Opus fast mode is routed to different servers with different tuning that prioritizes individual response throughput. Same model served differently. Same response, just delivered faster.
The Gemini fast mode is a different model (most likely) with different levels of thinking applied. Very different response.
But if you just ask a question or something it’ll take a while to spend a million tokens…
> Fast mode usage is billed directly to extra usage, even if you have remaining usage on your plan. This means fast mode tokens do not count against your plan’s included usage and are charged at the fast mode rate from the first token.
I can't imagine how quickly this Fast Mode goes through credit.
With fast mode you're literally skipping the queue. An outcome of all of this is that for the rest of us the responses will become slower the more people use this 'fast' option.
I do suspect they'll also soon have a slow option for those that have Claude doing things overnight with no real care for latency of the responses. The ultimate goal is pipelines of data hitting 100% hardware utilization at all times.

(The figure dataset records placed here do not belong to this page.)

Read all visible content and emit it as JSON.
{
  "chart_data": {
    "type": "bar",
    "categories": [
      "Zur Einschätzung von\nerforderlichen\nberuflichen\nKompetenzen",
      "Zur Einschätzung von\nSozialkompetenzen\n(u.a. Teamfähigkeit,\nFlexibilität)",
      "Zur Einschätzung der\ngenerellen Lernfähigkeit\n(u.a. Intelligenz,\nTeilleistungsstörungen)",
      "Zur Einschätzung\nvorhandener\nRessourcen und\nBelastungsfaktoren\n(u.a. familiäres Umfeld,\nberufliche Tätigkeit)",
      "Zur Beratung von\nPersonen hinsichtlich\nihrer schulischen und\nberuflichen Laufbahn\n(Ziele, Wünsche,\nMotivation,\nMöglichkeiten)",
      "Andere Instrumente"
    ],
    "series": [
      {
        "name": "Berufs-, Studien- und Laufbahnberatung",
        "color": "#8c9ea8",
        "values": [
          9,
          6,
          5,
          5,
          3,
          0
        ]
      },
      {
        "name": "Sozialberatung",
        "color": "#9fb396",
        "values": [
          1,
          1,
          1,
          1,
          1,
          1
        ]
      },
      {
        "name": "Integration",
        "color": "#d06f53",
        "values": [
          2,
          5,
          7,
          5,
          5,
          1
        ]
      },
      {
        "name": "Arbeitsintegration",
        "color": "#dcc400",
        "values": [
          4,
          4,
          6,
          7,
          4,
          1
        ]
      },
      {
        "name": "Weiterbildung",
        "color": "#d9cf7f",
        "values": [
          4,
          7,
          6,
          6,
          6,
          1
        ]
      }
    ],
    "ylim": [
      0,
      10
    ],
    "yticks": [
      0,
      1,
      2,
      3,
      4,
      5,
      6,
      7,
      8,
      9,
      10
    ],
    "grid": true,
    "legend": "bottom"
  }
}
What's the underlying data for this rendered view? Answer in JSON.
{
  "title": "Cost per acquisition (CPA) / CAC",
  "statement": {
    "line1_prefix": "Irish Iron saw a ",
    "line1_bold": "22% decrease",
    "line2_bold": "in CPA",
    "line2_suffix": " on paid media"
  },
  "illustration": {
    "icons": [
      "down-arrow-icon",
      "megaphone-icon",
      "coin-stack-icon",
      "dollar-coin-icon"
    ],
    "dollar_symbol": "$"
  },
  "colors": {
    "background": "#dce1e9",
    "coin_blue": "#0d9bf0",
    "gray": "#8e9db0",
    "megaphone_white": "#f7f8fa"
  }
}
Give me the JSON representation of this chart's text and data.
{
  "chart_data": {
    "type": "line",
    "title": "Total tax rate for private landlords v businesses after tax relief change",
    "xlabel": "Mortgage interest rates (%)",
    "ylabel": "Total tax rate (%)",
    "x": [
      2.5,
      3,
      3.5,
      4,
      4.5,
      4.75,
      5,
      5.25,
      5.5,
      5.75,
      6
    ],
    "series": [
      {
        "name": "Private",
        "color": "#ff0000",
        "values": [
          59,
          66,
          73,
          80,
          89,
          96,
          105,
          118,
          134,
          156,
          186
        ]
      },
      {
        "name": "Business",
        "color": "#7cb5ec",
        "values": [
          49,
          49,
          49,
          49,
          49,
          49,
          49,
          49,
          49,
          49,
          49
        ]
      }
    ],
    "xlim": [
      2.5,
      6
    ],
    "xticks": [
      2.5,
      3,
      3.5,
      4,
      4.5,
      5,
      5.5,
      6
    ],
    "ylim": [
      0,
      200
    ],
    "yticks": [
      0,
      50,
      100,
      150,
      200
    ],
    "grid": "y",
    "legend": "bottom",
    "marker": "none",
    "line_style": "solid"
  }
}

I’m not in favor of the ad model chatgpt proposes. But business models like these suffer from similar traps.
If it works for them, then the logical next step is to convert more to use fast mode. Which naturally means to slow things down for those that didn’t pick/pay for fast mode.
We’ve seen it with iPhones being slowed down to make the newer model seem faster.
Not saying it’ll happen. I love Claude. But these business models almost always invite dark patterns in order to move the bottom line.
Is the writing on the wall for $100-$200/mo users that, it's basically known-subsidized for now and $400/mo+ is coming sooner than we think?
Are they getting us all hooked and then going to raise it in the future, or will inference prices go down to offset?
Is this wrong?
> Fast mode usage is billed directly to extra usage, even if you have remaining usage on your plan. This means fast mode tokens do not count against your plan’s included usage and are charged at the fast mode rate from the first token.
Where everyone is forced to pay for a speed up because the ‘normal’ service just gets slower and slower.
I hope not. But I fear.
Back to Gemini.
EDIT: I understand now. $30 for input, $150 for output. Very confusing wording. That’s insanely expensive!